Network Security: Vulnerability Scanner
Implement a means whereby from the ASG you can scan networks for vulnerabilities.
Where this MIGHT make sense is to have the UTM scan for traffic that can be identified and grouped according to IPS groupings. It's often hard to know what servers have been installed on various clients on a network. Having the UTM continuously (or periodically) identify such servers (perhaps with a risk ranking applied) would allow admins to readily identify which IPS groupings should be switched on and which might be safe to turn off. Might reduce resource drains on the UTM while assuring admin that they are providing adequate IPS coverage.
Sascha Pantleon commented
Have you ever heard of Greenbone. A UTM is not a vulnerability scanner.
Clayton Dillard commented
I also agree with Bastian. This is not a role for a UTM firewall.
John Nielsen commented
As the Astaro product is a Threat Management device, it would be nice to have the ability to run vulnerability scans. Since it runs on a version of Linux, incorporating something like OpenVAS wouldn't be too much of a stretch. However, I can see where it could get painful to manage from a product development standpoint since any vulnerability scanner is incredibly resource intensive. Maybe Astaro can make it part of the Subscription services. If you're willing to pay for the subscription, then activate the console to scan internally and maybe have an Online version to scan the Astaro protected networks. It would be a great selling point for upper management types who want to see proof that the network is protected or have to provide annual audit information.
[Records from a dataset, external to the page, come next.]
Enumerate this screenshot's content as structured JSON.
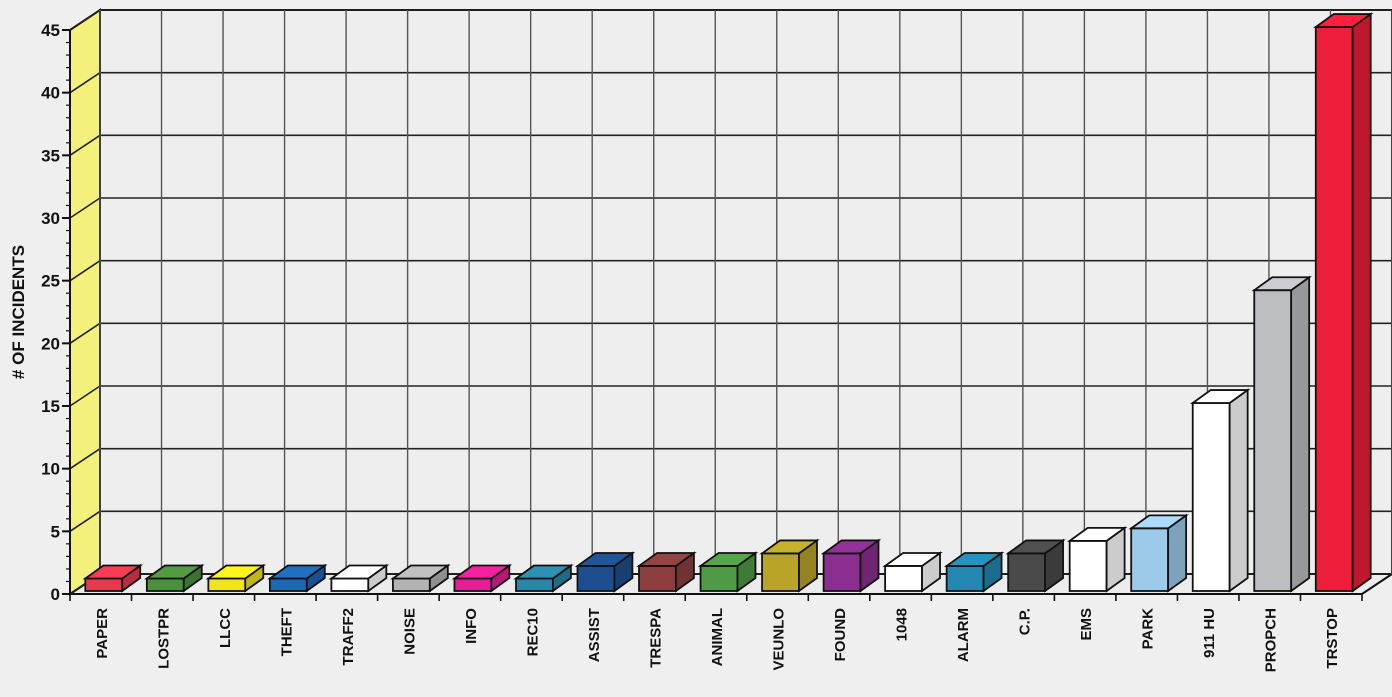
{
  "chart_data": {
    "type": "bar",
    "title": "",
    "xlabel": "",
    "ylabel": "# OF INCIDENTS",
    "ylim": [
      0,
      45
    ],
    "yticks": [
      0,
      5,
      10,
      15,
      20,
      25,
      30,
      35,
      40,
      45
    ],
    "grid": true,
    "legend": "none",
    "style": "3d-column",
    "categories": [
      "PAPER",
      "LOSTPR",
      "LLCC",
      "THEFT",
      "TRAFF2",
      "NOISE",
      "INFO",
      "REC10",
      "ASSIST",
      "TRESPA",
      "ANIMAL",
      "VEUNLO",
      "FOUND",
      "1048",
      "ALARM",
      "C.P.",
      "EMS",
      "PARK",
      "911 HU",
      "PROPCH",
      "TRSTOP"
    ],
    "values": [
      1,
      1,
      1,
      1,
      1,
      1,
      1,
      1,
      2,
      2,
      2,
      3,
      3,
      2,
      2,
      3,
      4,
      5,
      15,
      24,
      45
    ],
    "colors": [
      "#e8384f",
      "#4c8f3e",
      "#f0e41a",
      "#1f67b5",
      "#ffffff",
      "#b3b3b3",
      "#e51e93",
      "#2b86a6",
      "#1d4f8f",
      "#8c3e3e",
      "#4f9a44",
      "#b9a428",
      "#8a2e8f",
      "#ffffff",
      "#2387b1",
      "#4a4a4a",
      "#ffffff",
      "#9dcaea",
      "#ffffff",
      "#bcbec2",
      "#ee1e3a"
    ],
    "wall_color": "#f4f07c"
  }
}
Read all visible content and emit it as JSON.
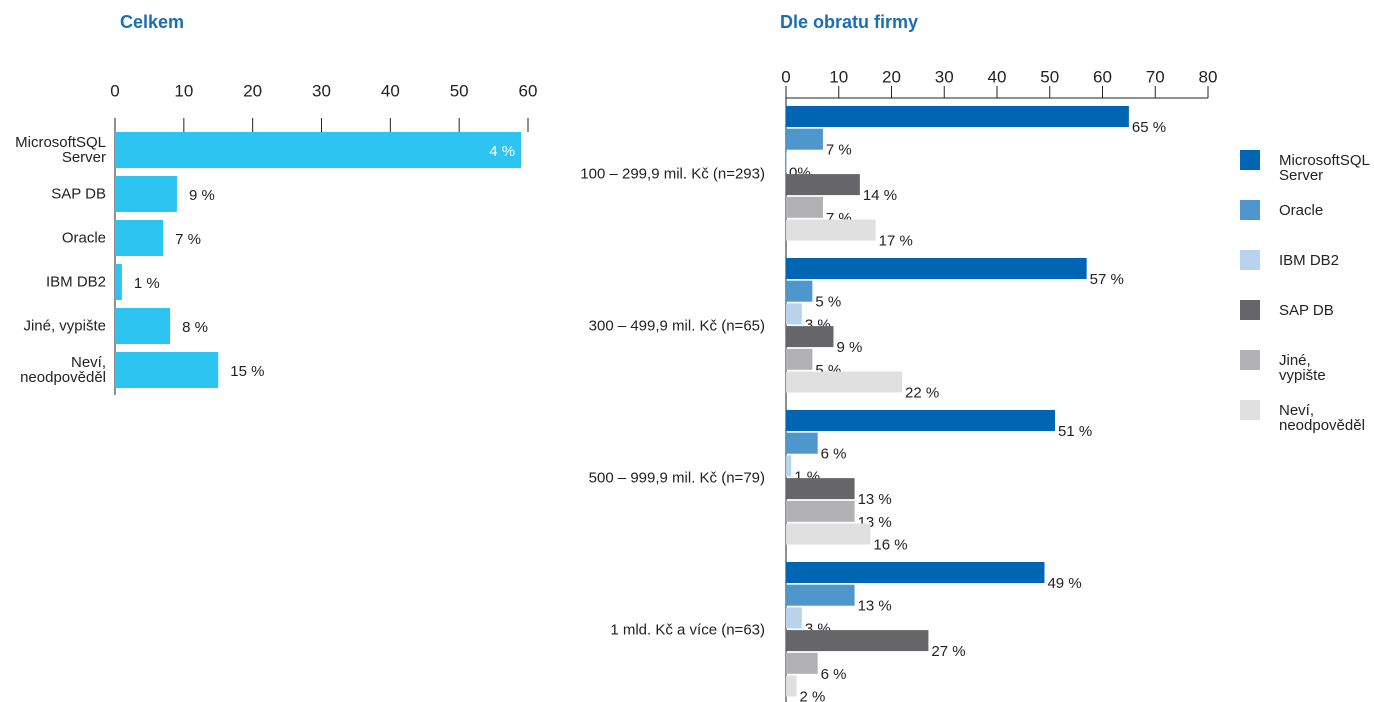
{
  "chart_data": [
    {
      "type": "hbar",
      "title": "Celkem",
      "categories": [
        "MicrosoftSQL Server",
        "SAP DB",
        "Oracle",
        "IBM DB2",
        "Jiné, vypište",
        "Neví, neodpověděl"
      ],
      "values": [
        59,
        9,
        7,
        1,
        8,
        15
      ],
      "value_labels": [
        null,
        "9 %",
        "7 %",
        "1 %",
        "8 %",
        "15 %"
      ],
      "annotation": "4 %",
      "color": "#2ec4f2",
      "xlim": [
        0,
        60
      ],
      "xticks": [
        0,
        10,
        20,
        30,
        40,
        50,
        60
      ]
    },
    {
      "type": "grouped_hbar",
      "title": "Dle obratu firmy",
      "categories": [
        "100 – 299,9 mil. Kč (n=293)",
        "300 – 499,9 mil. Kč (n=65)",
        "500 – 999,9 mil. Kč (n=79)",
        "1 mld. Kč a více (n=63)"
      ],
      "series": [
        {
          "name": "MicrosoftSQL Server",
          "color": "#0066b3",
          "values": [
            65,
            57,
            51,
            49
          ],
          "value_labels": [
            "65 %",
            "57 %",
            "51 %",
            "49 %"
          ]
        },
        {
          "name": "Oracle",
          "color": "#4f96cd",
          "values": [
            7,
            5,
            6,
            13
          ],
          "value_labels": [
            "7 %",
            "5 %",
            "6 %",
            "13 %"
          ]
        },
        {
          "name": "IBM DB2",
          "color": "#b8d4ec",
          "values": [
            0,
            3,
            1,
            3
          ],
          "value_labels": [
            "0%",
            "3 %",
            "1 %",
            "3 %"
          ]
        },
        {
          "name": "SAP DB",
          "color": "#666669",
          "values": [
            14,
            9,
            13,
            27
          ],
          "value_labels": [
            "14 %",
            "9 %",
            "13 %",
            "27 %"
          ]
        },
        {
          "name": "Jiné, vypište",
          "color": "#b1b1b3",
          "values": [
            7,
            5,
            13,
            6
          ],
          "value_labels": [
            "7 %",
            "5 %",
            "13 %",
            "6 %"
          ]
        },
        {
          "name": "Neví, neodpověděl",
          "color": "#e0e0e0",
          "values": [
            17,
            22,
            16,
            2
          ],
          "value_labels": [
            "17 %",
            "22 %",
            "16 %",
            "2 %"
          ]
        }
      ],
      "xlim": [
        0,
        80
      ],
      "xticks": [
        0,
        10,
        20,
        30,
        40,
        50,
        60,
        70,
        80
      ]
    }
  ]
}
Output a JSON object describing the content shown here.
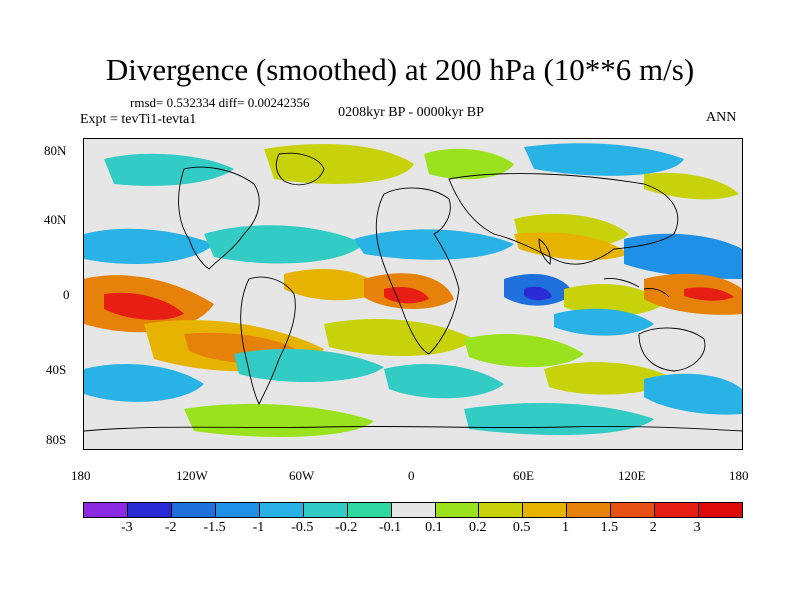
{
  "title": "Divergence (smoothed) at 200 hPa (10**6 m/s)",
  "stats": "rmsd= 0.532334 diff= 0.00242356",
  "experiment": "Expt = tevTi1-tevta1",
  "period": "0208kyr BP - 0000kyr BP",
  "season": "ANN",
  "axes": {
    "lat_labels": [
      "80N",
      "40N",
      "0",
      "40S",
      "80S"
    ],
    "lon_labels": [
      "180",
      "120W",
      "60W",
      "0",
      "60E",
      "120E",
      "180"
    ]
  },
  "colorbar": {
    "labels": [
      "-3",
      "-2",
      "-1.5",
      "-1",
      "-0.5",
      "-0.2",
      "-0.1",
      "0.1",
      "0.2",
      "0.5",
      "1",
      "1.5",
      "2",
      "3"
    ],
    "colors": [
      "#8a2be2",
      "#2b2bd6",
      "#1f6fdc",
      "#1e90e6",
      "#29b2e6",
      "#33ccc4",
      "#2ed8a0",
      "#e6e6e6",
      "#9be21e",
      "#c8d20a",
      "#e6b400",
      "#e6820a",
      "#e65014",
      "#e61e14",
      "#dc0a0a"
    ]
  },
  "colors": {
    "neutral": "#e6e6e6",
    "coast": "#000000"
  }
}
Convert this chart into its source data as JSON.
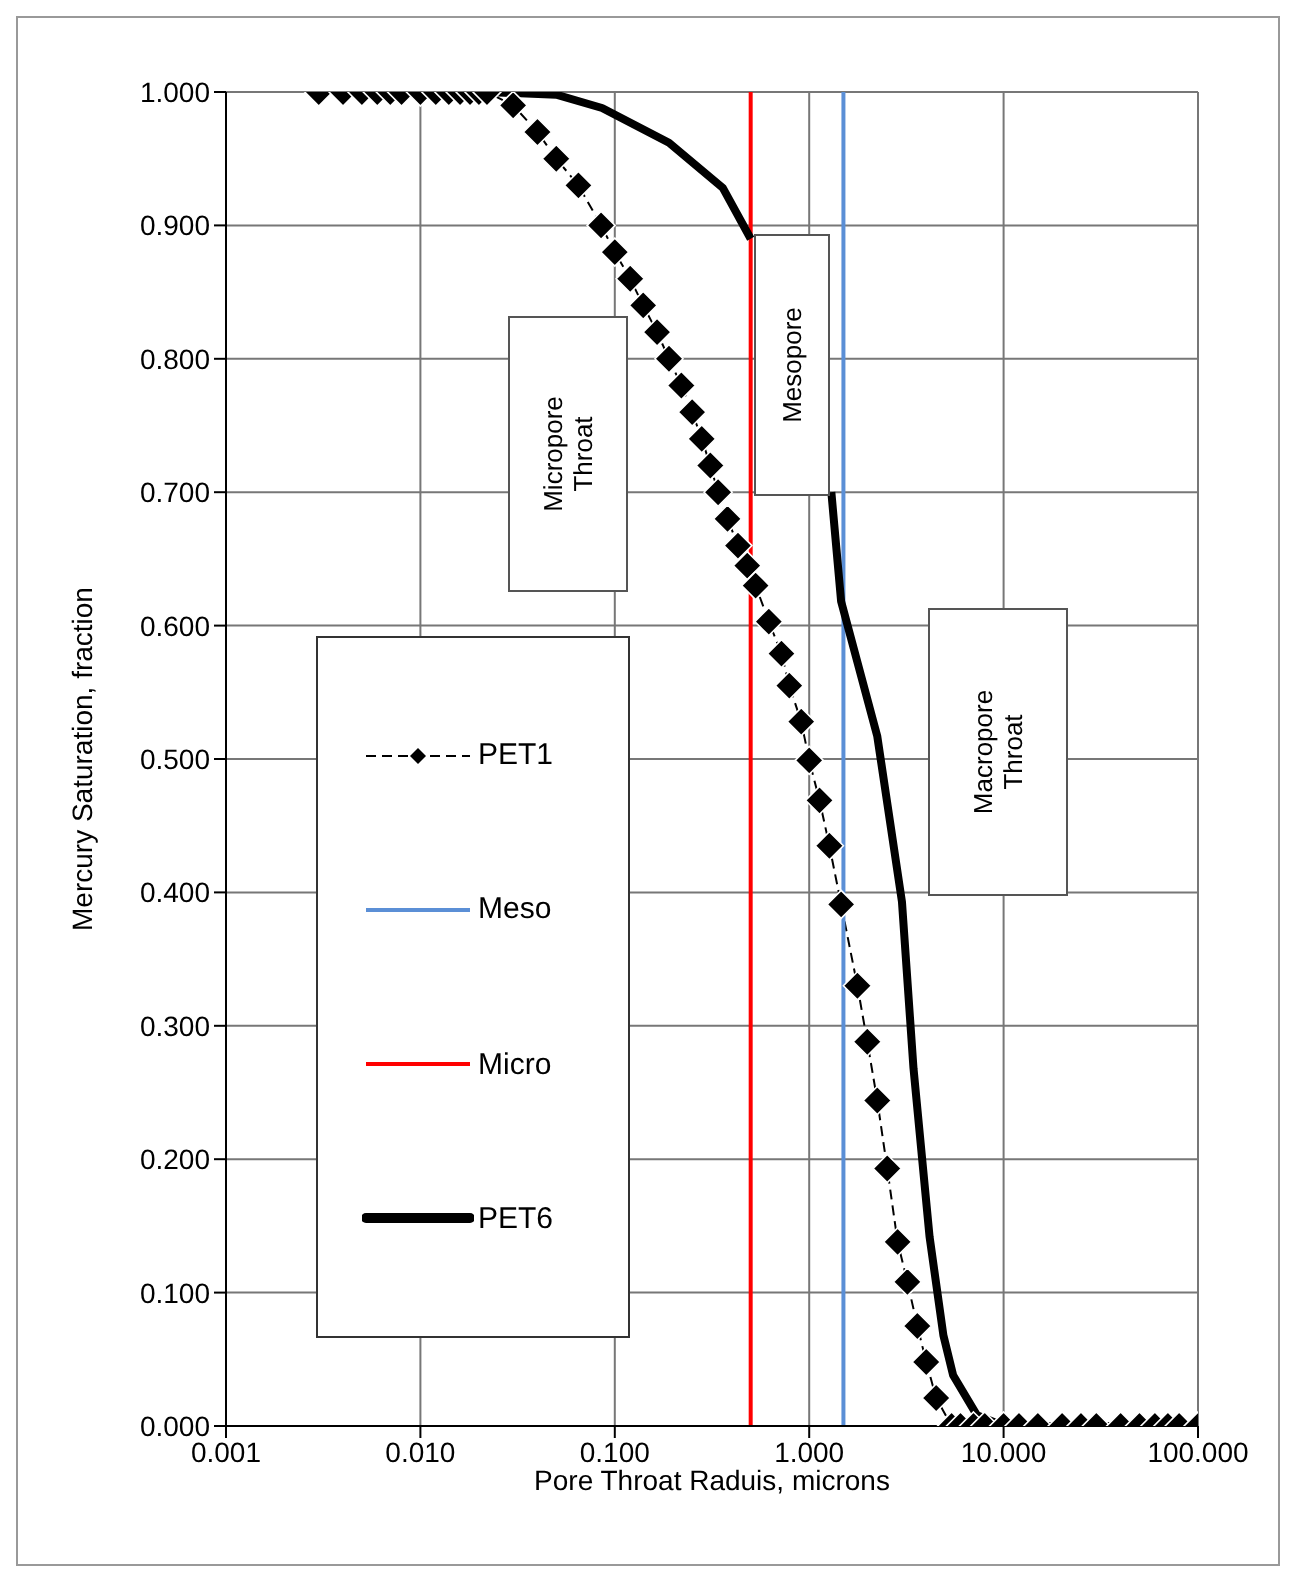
{
  "chart_data": {
    "type": "line",
    "xlabel": "Pore Throat Raduis, microns",
    "ylabel": "Mercury Saturation, fraction",
    "log": "x",
    "grid": true,
    "legend": "left",
    "xlim": [
      0.001,
      100
    ],
    "xticks": [
      {
        "value": 0.001,
        "label": "0.001"
      },
      {
        "value": 0.01,
        "label": "0.010"
      },
      {
        "value": 0.1,
        "label": "0.100"
      },
      {
        "value": 1,
        "label": "1.000"
      },
      {
        "value": 10,
        "label": "10.000"
      },
      {
        "value": 100,
        "label": "100.000"
      }
    ],
    "ylim": [
      0,
      1
    ],
    "yticks": [
      {
        "value": 0,
        "label": "0.000"
      },
      {
        "value": 0.1,
        "label": "0.100"
      },
      {
        "value": 0.2,
        "label": "0.200"
      },
      {
        "value": 0.3,
        "label": "0.300"
      },
      {
        "value": 0.4,
        "label": "0.400"
      },
      {
        "value": 0.5,
        "label": "0.500"
      },
      {
        "value": 0.6,
        "label": "0.600"
      },
      {
        "value": 0.7,
        "label": "0.700"
      },
      {
        "value": 0.8,
        "label": "0.800"
      },
      {
        "value": 0.9,
        "label": "0.900"
      },
      {
        "value": 1,
        "label": "1.000"
      }
    ],
    "series": [
      {
        "name": "PET1",
        "color": "#000000",
        "marker": "diamond",
        "line_style": "dashed",
        "x": [
          0.003,
          0.004,
          0.005,
          0.006,
          0.007,
          0.008,
          0.01,
          0.012,
          0.014,
          0.016,
          0.018,
          0.02,
          0.022,
          0.03,
          0.04,
          0.05,
          0.065,
          0.085,
          0.1,
          0.12,
          0.14,
          0.165,
          0.19,
          0.22,
          0.25,
          0.28,
          0.31,
          0.34,
          0.38,
          0.43,
          0.48,
          0.53,
          0.62,
          0.72,
          0.79,
          0.91,
          1.0,
          1.13,
          1.27,
          1.46,
          1.77,
          1.99,
          2.24,
          2.52,
          2.85,
          3.2,
          3.6,
          4.0,
          4.5,
          5.4,
          6,
          7,
          8,
          10,
          12,
          15,
          20,
          25,
          30,
          40,
          50,
          60,
          70,
          80,
          100
        ],
        "values": [
          1.0,
          1.0,
          1.0,
          1.0,
          1.0,
          1.0,
          1.0,
          1.0,
          1.0,
          1.0,
          1.0,
          1.0,
          1.0,
          0.99,
          0.97,
          0.95,
          0.93,
          0.9,
          0.88,
          0.86,
          0.84,
          0.82,
          0.8,
          0.78,
          0.76,
          0.74,
          0.72,
          0.7,
          0.68,
          0.66,
          0.645,
          0.63,
          0.603,
          0.579,
          0.555,
          0.528,
          0.499,
          0.469,
          0.435,
          0.391,
          0.33,
          0.288,
          0.244,
          0.193,
          0.138,
          0.108,
          0.075,
          0.048,
          0.021,
          0.0,
          0.0,
          0.0,
          0.0,
          0.0,
          0.0,
          0.0,
          0.0,
          0.0,
          0.0,
          0.0,
          0.0,
          0.0,
          0.0,
          0.0,
          0.0
        ]
      },
      {
        "name": "Meso",
        "color": "#5b8fd6",
        "marker": "none",
        "line_style": "solid",
        "x": [
          1.5,
          1.5
        ],
        "values": [
          0,
          1
        ]
      },
      {
        "name": "Micro",
        "color": "#ff0000",
        "marker": "none",
        "line_style": "solid",
        "x": [
          0.5,
          0.5
        ],
        "values": [
          0,
          1
        ]
      },
      {
        "name": "PET6",
        "color": "#000000",
        "marker": "none",
        "line_style": "solid",
        "x": [
          0.022,
          0.05,
          0.086,
          0.19,
          0.36,
          0.5,
          0.6,
          0.8,
          1.1,
          1.3,
          1.46,
          2.24,
          3.0,
          3.44,
          4.16,
          4.9,
          5.5,
          7.3,
          10,
          100
        ],
        "values": [
          1.0,
          0.998,
          0.988,
          0.962,
          0.928,
          0.89,
          null,
          null,
          null,
          0.7,
          0.618,
          0.517,
          0.393,
          0.268,
          0.142,
          0.068,
          0.038,
          0.008,
          0.0,
          0.0
        ]
      }
    ],
    "annotations": [
      "Micropore Throat",
      "Mesopore",
      "Macropore Throat"
    ]
  }
}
Last time I checked the Astaro is a UTM, not a firewall/gateway.... upvoted!
William Warren commented
Pieter van Stokkom commented
I'm with Bastian Haas on this one. However a possibility to scan incoming (VPN-) traffic could be useful to alert admins to increases of certain types of traffic.
Cameron Byers commented
Would this not be in line with scanning the internal PCs/ Servers for current patch levels in order to identify potential internal threats? As we know many infections of internal systems can occur by laptops or flash drives brought to the office rather than through a perimeter device. Mitigating or identifying the potential victims of those attacks would be useful.
Bastian Haas commented
Sorry, but such kind of a feature really doesn't belong to a firewall/gateway product like Astaro.